Cyber Threats Escalate as Reputational Risk and Systemic Events Converge
June 25, 2025
Cyber incidents are becoming more frequent, more severe, and increasingly uninsurable, according to Aon's 2025 Global Cyber Risk Report. The report, which analyzed more than 1,400 global cyber events, warns that organizations face a complex and shifting landscape—one where a single attack can slash shareholder value by 27 percent and ripple across entire industries.
While reputation risk remains a key concern—especially from malware and ransomware attacks, which Aon found to be the most likely to trigger reputational fallout—the report also points to rising systemic risk and third-party vulnerabilities. In 2024, ransomware claims rose 24 percent, yet average payment amounts dropped by 77 percent, indicating improved cyber resilience among insureds, Aon said.

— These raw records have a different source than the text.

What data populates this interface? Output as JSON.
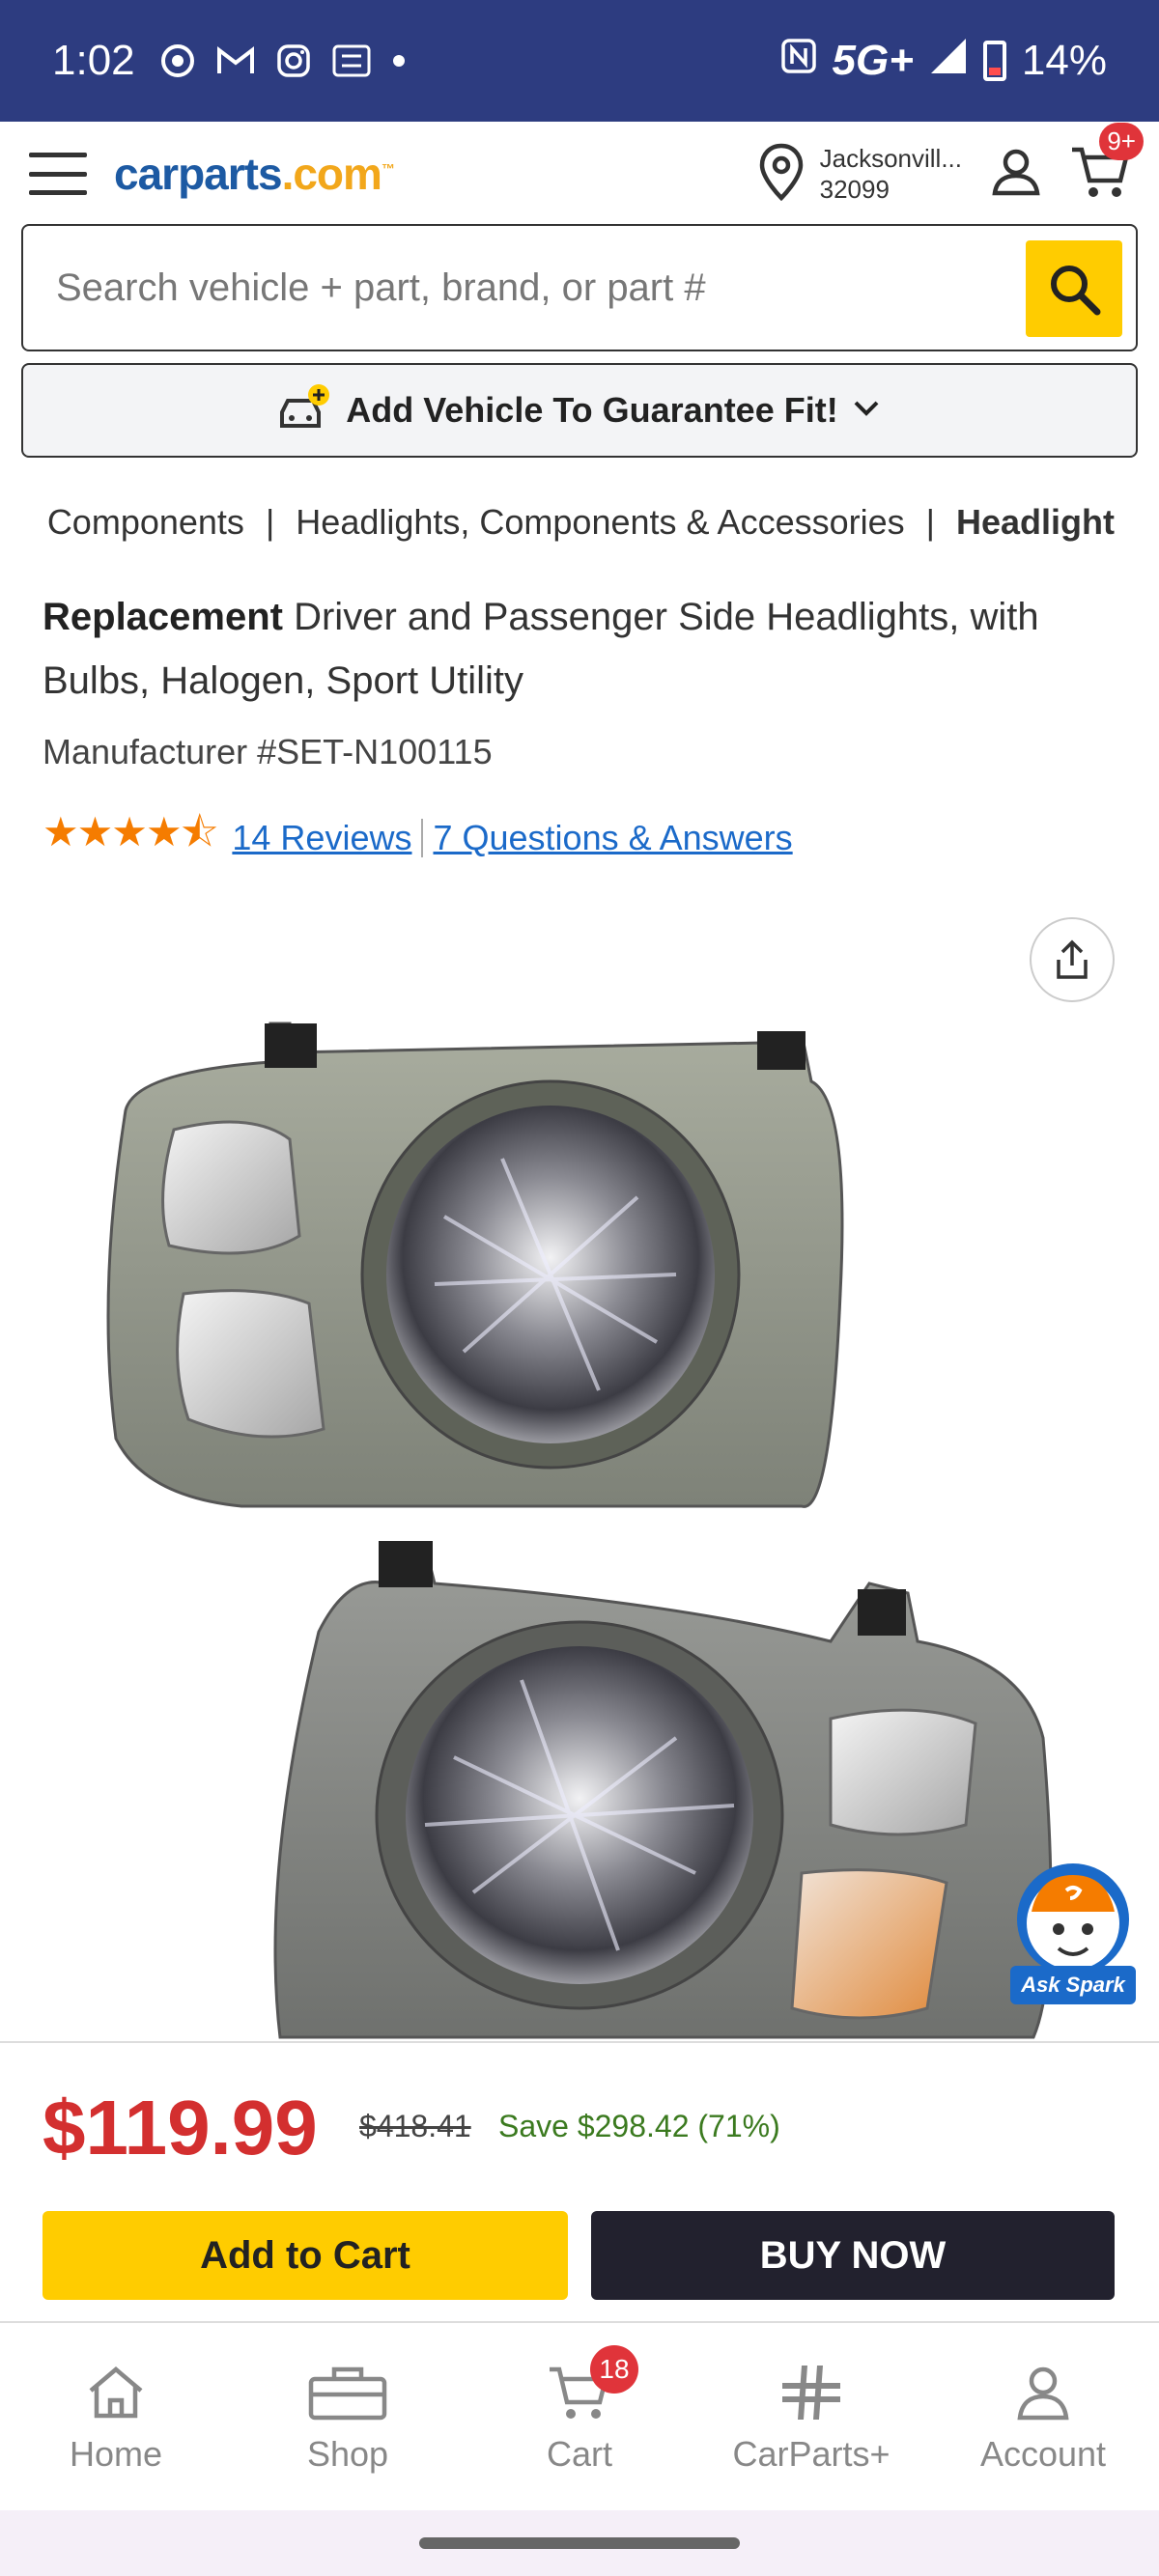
{
  "status_bar": {
    "time": "1:02",
    "network": "5G+",
    "battery": "14%"
  },
  "header": {
    "logo_main": "carparts",
    "logo_suffix": ".com",
    "logo_tm": "™",
    "location_city": "Jacksonvill...",
    "location_zip": "32099",
    "cart_badge": "9+"
  },
  "search": {
    "placeholder": "Search vehicle + part, brand, or part #"
  },
  "vehicle": {
    "label": "Add Vehicle To Guarantee Fit!"
  },
  "breadcrumb": {
    "items": [
      "Components",
      "Headlights, Components & Accessories"
    ],
    "current": "Headlight"
  },
  "product": {
    "title_brand": "Replacement",
    "title_rest": " Driver and Passenger Side Headlights, with Bulbs, Halogen, Sport Utility",
    "manufacturer": "Manufacturer #SET-N100115",
    "stars": "★★★★⯪",
    "reviews": "14 Reviews",
    "qa": "7 Questions & Answers"
  },
  "assistant": {
    "label": "Ask Spark"
  },
  "pricing": {
    "price": "$119.99",
    "old_price": "$418.41",
    "save": "Save $298.42 (71%)",
    "add_to_cart": "Add to Cart",
    "buy_now": "BUY NOW"
  },
  "nav": {
    "home": "Home",
    "shop": "Shop",
    "cart": "Cart",
    "cart_count": "18",
    "carparts_plus": "CarParts+",
    "account": "Account"
  },
  "colors": {
    "status_bar": "#2d3c80",
    "brand_blue": "#1d5aa3",
    "accent_yellow": "#ffcc00",
    "price_red": "#d32f2f",
    "save_green": "#3b7a1f"
  }
}
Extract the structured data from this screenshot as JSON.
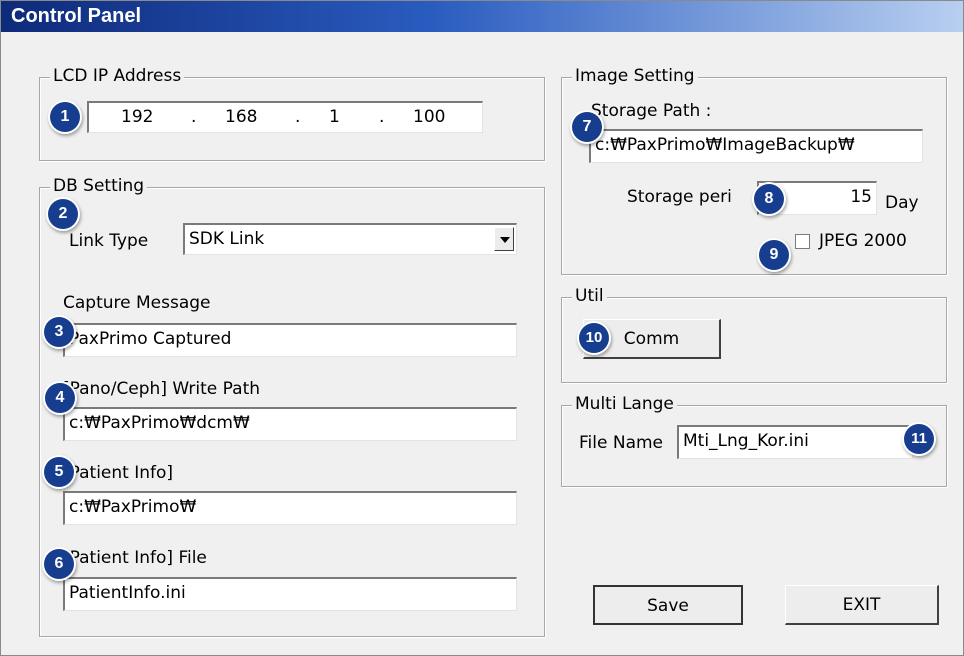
{
  "window": {
    "title": "Control Panel"
  },
  "lcd": {
    "legend": "LCD IP Address",
    "ip": [
      "192",
      "168",
      "1",
      "100"
    ],
    "dots": [
      ".",
      ".",
      "."
    ]
  },
  "db": {
    "legend": "DB Setting",
    "link_type_label": "Link Type",
    "link_type_value": "SDK Link",
    "capture_message_label": "Capture Message",
    "capture_message_value": "PaxPrimo Captured",
    "write_path_label": "[Pano/Ceph] Write Path",
    "write_path_value": "c:₩PaxPrimo₩dcm₩",
    "patient_info_label": "[Patient Info]",
    "patient_info_value": "c:₩PaxPrimo₩",
    "patient_info_file_label": "[Patient Info] File",
    "patient_info_file_value": "PatientInfo.ini"
  },
  "image": {
    "legend": "Image Setting",
    "storage_path_label": "Storage Path :",
    "storage_path_value": "c:₩PaxPrimo₩ImageBackup₩",
    "storage_period_label": "Storage peri",
    "storage_period_value": "15",
    "storage_period_unit": "Day",
    "jpeg_label": "JPEG 2000",
    "jpeg_checked": false
  },
  "util": {
    "legend": "Util",
    "comm_label": "Comm"
  },
  "multilang": {
    "legend": "Multi Lange",
    "file_name_label": "File Name",
    "file_name_value": "Mti_Lng_Kor.ini"
  },
  "actions": {
    "save_label": "Save",
    "exit_label": "EXIT"
  },
  "badges": [
    "1",
    "2",
    "3",
    "4",
    "5",
    "6",
    "7",
    "8",
    "9",
    "10",
    "11"
  ],
  "colors": {
    "title_gradient_start": "#0e2a7a",
    "badge": "#173d8f",
    "background": "#f0f0f0"
  }
}
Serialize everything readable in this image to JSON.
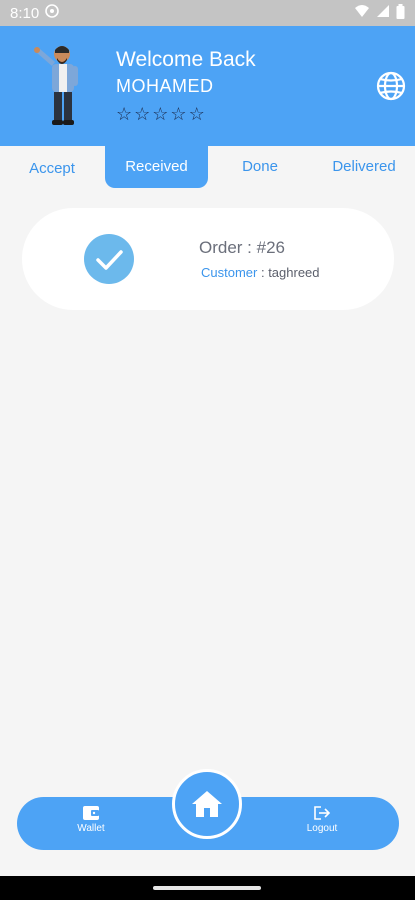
{
  "status_bar": {
    "time": "8:10"
  },
  "header": {
    "welcome": "Welcome Back",
    "username": "MOHAMED",
    "rating_stars": [
      "☆",
      "☆",
      "☆",
      "☆",
      "☆"
    ]
  },
  "tabs": [
    {
      "label": "Accept"
    },
    {
      "label": "Received"
    },
    {
      "label": "Done"
    },
    {
      "label": "Delivered"
    }
  ],
  "order_card": {
    "order_title": "Order : #26",
    "customer_label": "Customer",
    "customer_name": " : taghreed"
  },
  "bottom_nav": {
    "wallet": "Wallet",
    "logout": "Logout"
  },
  "colors": {
    "primary": "#4da3f5",
    "check": "#6cb9ec"
  }
}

Aon's data showed modest gains in cyber-control maturity, with a 5 percent year-over-year improvement globally and 9 percent among clients who renewed policies. Middle-market firms (with $100 million to $2 billion in revenue) showed the strongest improvement at 11 percent. However, Aon warned that gaps remain. Fifty-five percent of these firms have not run tabletop cyber exercises, and nearly half have incomplete vulnerability scanning, increasing the risk of business interruption.
In the US alone, Aon tracked 1,228 cyber and errors and omissions incidents in 2024—a 22 percent year-over-year increase. The majority involved ransomware, business interruption, regulatory actions, or class action litigation. Midsized US organizations filed more claims than any other group, according to Aon, and underinsurance remained a critical issue.
The financial cost of major events was substantial. A ransomware breach at a healthcare payments provider in February 2024 impacted data for 190 million individuals and resulted in $3.09 billion in pre-tax losses. In July, a CrowdStrike outage caused 8.5 million systems to crash worldwide, disrupting airlines, hospitals, and financial institutions. One airline reported a $500 million revenue hit. According to Aon, these types of single-point-of-failure events underscore the importance of scenario modeling and supply chain risk assessments.
Insurers, meanwhile, are contending with increased competition and softening pricing. US-based risks saw a 7 percent drop in cyber premiums in the first quarter of 2025. Despite increased claims activity, insurer loss ratios remained stable. Aon said that market conditions remain favorable for buyers, particularly those with mature cyber-security controls.
Still, some risks remain largely uninsurable. Of the 1,414 cyber events Aon analyzed, 56 became reputation risk events—defined as those that drew significant media attention and caused measurable share price declines. These events led to an average 27 percent fall in shareholder value. Malware and ransomware were responsible for 60 percent of these high-profile incidents. Network and system attacks, though less common, caused the greatest shareholder damage at 51 percent on average.
Aon identified five critical drivers of recovery from reputational damage: preparedness, leadership, swift and credible action, transparent communication, and demonstrated change. The report emphasized that companies executing these strategies could avoid long-term value destruction—and in some cases, even see their value rise post-event.
The 2025 Global Cyber Risk Report concludes that cyber threats have evolved into a board-level issue requiring integrated action across risk management, technology, insurance, and corporate governance. With uninsurable exposures on the rise and systemic interdependencies increasing, Aon said organizations must rethink how they model, mitigate, and transfer cyber risk.